Computer Engineering and Applications ›› 2020, Vol. 56 ›› Issue (2): 115-119.DOI: 10.3778/j.issn.1002-8331.1809-0175

Previous Articles     Next Articles

Large Weight Suppression Strategy for Training Convolutional Neural Networks

FAN Chunlong, HE Yufeng, WANG Yixin   

  1. School of Computer, Shenyang Aerospace University, Shenyang 110136, China
  • Online:2020-01-15 Published:2020-01-14

大权值抑制策略用于训练卷积神经网络

范纯龙,何宇峰,王翼新   

  1. 沈阳航空航天大学 计算机学院,沈阳 110136

Abstract: Convolutional Neural Network(CNN) is an important research direction for deep learning. Because its model is complex and difficult to train, designing a better training method for CNN has always been a research hotspot.

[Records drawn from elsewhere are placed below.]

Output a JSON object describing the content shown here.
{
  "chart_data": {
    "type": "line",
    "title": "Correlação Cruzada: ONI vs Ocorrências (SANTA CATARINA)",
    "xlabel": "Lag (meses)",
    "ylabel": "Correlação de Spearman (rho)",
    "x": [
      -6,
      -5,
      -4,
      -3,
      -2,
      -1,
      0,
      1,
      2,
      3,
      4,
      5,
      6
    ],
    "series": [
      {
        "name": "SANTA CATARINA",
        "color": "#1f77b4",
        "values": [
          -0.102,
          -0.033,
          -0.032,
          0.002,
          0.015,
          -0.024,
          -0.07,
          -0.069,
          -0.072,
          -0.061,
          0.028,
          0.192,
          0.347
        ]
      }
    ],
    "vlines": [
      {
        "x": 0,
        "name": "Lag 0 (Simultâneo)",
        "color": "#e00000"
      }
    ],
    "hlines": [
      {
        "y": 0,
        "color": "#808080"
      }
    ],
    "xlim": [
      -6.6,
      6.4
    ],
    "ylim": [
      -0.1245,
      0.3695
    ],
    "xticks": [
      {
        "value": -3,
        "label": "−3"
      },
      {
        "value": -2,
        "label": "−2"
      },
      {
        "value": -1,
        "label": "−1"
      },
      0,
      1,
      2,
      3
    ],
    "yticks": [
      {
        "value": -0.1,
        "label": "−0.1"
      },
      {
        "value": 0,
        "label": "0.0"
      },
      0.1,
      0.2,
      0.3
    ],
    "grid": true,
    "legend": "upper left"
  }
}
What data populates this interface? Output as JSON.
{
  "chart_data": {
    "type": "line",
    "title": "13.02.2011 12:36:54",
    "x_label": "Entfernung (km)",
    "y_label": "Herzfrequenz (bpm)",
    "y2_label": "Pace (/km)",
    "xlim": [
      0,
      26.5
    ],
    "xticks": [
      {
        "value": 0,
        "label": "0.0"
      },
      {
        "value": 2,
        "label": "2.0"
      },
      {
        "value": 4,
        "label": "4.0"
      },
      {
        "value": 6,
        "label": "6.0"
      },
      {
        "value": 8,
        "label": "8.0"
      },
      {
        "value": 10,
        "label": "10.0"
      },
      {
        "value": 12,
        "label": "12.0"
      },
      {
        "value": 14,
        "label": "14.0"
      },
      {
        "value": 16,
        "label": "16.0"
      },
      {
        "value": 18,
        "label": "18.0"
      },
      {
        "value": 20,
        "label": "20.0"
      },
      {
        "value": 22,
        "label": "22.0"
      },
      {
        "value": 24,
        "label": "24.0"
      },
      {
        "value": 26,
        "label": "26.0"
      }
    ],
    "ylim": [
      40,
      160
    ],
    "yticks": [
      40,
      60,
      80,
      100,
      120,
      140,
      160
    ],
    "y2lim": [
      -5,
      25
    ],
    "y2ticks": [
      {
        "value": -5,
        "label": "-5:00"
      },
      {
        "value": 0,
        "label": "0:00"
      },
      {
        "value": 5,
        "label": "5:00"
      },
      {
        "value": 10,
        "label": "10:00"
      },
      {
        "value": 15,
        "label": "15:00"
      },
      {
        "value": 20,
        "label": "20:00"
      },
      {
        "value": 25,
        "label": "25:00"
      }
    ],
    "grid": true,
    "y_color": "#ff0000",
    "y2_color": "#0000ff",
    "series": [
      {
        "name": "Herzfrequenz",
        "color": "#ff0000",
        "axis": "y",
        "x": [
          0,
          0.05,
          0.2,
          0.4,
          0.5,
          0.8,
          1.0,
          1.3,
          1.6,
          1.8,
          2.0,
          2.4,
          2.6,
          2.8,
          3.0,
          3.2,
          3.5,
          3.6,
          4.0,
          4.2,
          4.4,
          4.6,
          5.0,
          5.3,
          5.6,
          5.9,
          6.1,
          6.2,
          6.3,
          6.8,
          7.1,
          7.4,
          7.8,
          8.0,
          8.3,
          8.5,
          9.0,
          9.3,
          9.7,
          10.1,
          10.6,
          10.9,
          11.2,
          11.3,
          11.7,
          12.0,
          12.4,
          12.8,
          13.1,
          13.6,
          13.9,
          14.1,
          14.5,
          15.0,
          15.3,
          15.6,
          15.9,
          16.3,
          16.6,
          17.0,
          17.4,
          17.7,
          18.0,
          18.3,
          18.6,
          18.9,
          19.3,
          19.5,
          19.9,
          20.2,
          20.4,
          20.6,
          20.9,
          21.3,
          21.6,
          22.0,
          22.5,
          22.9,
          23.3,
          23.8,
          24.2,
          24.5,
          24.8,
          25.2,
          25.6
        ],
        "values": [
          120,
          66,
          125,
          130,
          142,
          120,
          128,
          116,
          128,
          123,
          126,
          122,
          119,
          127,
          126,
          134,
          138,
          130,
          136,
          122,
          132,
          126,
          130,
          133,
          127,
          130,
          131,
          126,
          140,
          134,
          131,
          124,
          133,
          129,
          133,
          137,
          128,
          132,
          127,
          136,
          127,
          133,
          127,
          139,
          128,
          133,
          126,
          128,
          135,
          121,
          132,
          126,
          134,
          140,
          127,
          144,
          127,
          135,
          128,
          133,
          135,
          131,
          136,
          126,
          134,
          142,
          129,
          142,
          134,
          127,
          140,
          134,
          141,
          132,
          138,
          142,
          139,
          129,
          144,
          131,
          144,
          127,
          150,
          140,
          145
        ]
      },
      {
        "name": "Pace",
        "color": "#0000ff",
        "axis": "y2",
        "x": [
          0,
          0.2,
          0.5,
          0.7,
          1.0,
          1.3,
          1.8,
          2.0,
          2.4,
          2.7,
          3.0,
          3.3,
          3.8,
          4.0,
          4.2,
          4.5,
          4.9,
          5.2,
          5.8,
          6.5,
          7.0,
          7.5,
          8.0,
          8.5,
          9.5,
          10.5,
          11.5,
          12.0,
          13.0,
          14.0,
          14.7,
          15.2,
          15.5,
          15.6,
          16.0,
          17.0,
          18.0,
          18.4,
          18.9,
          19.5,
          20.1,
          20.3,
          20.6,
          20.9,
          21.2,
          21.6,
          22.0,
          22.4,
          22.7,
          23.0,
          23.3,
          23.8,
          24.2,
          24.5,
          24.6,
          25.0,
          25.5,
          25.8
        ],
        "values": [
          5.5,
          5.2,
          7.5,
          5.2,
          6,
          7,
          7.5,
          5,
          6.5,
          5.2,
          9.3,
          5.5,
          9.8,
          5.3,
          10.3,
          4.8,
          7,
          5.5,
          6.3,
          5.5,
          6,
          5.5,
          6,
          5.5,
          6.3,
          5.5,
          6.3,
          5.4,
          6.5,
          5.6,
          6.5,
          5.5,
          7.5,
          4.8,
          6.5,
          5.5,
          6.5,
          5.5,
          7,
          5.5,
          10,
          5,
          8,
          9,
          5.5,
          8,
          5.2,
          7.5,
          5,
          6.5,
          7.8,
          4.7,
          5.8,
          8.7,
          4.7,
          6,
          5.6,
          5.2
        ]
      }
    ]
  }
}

It analyzes the influence of its weights on the training results based on the trained CNN model, and confirms that the greater weights have greater impact on the network performance. The performance of the model mainly depends on the few large weights. Weight Restrain of CNN(WR-CNN) training method is proposed, which adjusts the weight updating strategy during model training and sets a suppression coefficient related to the value of the weight. The coefficient adjusts the weight increment of the back propagation to achieve the purpose of controlling the distribution of connection with a large weight. The experimental results show that the WR-CNN training method can effectively improve the training performance of CNN. Under different experimental conditions, the method reduces the error rate of the CNN model by 1.8%~5.0%, the sensitivity of the model to the connection with a lager weight is significantly reduced and the model generalization ability and robustness are improved. The WR-CNN training method can be used to re-optimize the trained CNN model.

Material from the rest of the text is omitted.